I’m now a communications officer in an insurance company. I was told in my interview that I pretty much had free reign here in terms of channels and trying out new ideas, so one of the first things I did was present to the leadership team on the benefits of increasing engagement with our ESN, Yammer. User adoption is picking up and I get to coach people on using it, which I love doing. My working environment here is great, very relaxed and informal. No dress code, flexible working etc. – all the benefits I was used to in the UK.

I live ten minutes from the beach and it takes me just 45 minutes to get to the office from my door. I get to do a lot of cool stuff and I’ve definitely become accustomed to the Australian lifestyle. But it’s not always so laid back. There are challenges. Busy leaders often think their messages must take priority, or should be communicated in their preferred way. Everyone wants a newsletter, or a video, and there’s a lot of ‘noise’.

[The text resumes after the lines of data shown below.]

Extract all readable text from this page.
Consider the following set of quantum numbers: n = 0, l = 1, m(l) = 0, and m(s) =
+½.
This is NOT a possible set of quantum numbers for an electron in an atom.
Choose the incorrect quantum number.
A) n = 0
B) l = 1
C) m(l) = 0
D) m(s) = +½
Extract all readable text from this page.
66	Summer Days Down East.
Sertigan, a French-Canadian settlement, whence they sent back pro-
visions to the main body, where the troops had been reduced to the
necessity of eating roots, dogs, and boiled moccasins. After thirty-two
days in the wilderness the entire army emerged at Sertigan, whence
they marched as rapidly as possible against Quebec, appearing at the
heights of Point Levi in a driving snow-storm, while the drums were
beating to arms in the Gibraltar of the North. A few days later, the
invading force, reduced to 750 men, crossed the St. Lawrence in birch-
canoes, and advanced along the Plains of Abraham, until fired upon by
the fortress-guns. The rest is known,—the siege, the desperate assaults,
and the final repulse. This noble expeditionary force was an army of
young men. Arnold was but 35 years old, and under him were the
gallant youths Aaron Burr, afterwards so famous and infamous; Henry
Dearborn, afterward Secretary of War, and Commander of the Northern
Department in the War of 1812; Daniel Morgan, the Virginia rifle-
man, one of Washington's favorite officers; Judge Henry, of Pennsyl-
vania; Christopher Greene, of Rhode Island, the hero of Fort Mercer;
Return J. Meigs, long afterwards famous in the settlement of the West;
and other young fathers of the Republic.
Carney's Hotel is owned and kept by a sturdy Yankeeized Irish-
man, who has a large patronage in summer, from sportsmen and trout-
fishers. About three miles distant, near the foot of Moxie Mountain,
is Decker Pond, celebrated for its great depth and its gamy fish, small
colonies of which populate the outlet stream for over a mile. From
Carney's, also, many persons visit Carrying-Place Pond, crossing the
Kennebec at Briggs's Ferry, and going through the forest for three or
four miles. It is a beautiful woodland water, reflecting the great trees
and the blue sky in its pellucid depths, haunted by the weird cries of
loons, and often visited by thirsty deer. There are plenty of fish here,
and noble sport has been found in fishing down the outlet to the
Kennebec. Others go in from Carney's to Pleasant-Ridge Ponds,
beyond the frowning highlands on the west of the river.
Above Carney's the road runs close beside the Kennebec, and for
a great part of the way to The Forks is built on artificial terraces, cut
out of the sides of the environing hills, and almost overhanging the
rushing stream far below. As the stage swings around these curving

There are other things we could do better. It can feel like there we’re working in silos – there are separate communications teams for different business areas and we don’t talk enough. There are change projects popping up all over the place, which need resource. The nature of these projects mean almost everyone is a contractor, and things change quickly, so employee turnover is high. There is an obvious hierarchical structure, but it feels like everyone is equal. There’s an induction for new employees each month, and the leadership team turn up, stay all morning, and speak to everyone individually if they can.

Australia has been a wonderful place to live, work and learn. Australians are confident, and that’s definitely rubbed off on me. Presenting used to terrify me, now I could speak in front of anyone. I’ve used new systems and tools, new language (‘under the pump’, anyone?) and built international networks. My experiences have been shaped around the need for communications in large companies, and I’ve been hired because there was a job to do. I’m very lucky to have worked for fantastic teams and have felt very valued, even with a temporary visa.

I was worried I’d put myself back a few steps, but I definitely haven’t. Being able to continue my career in Australia was a gamble but it’s paid off!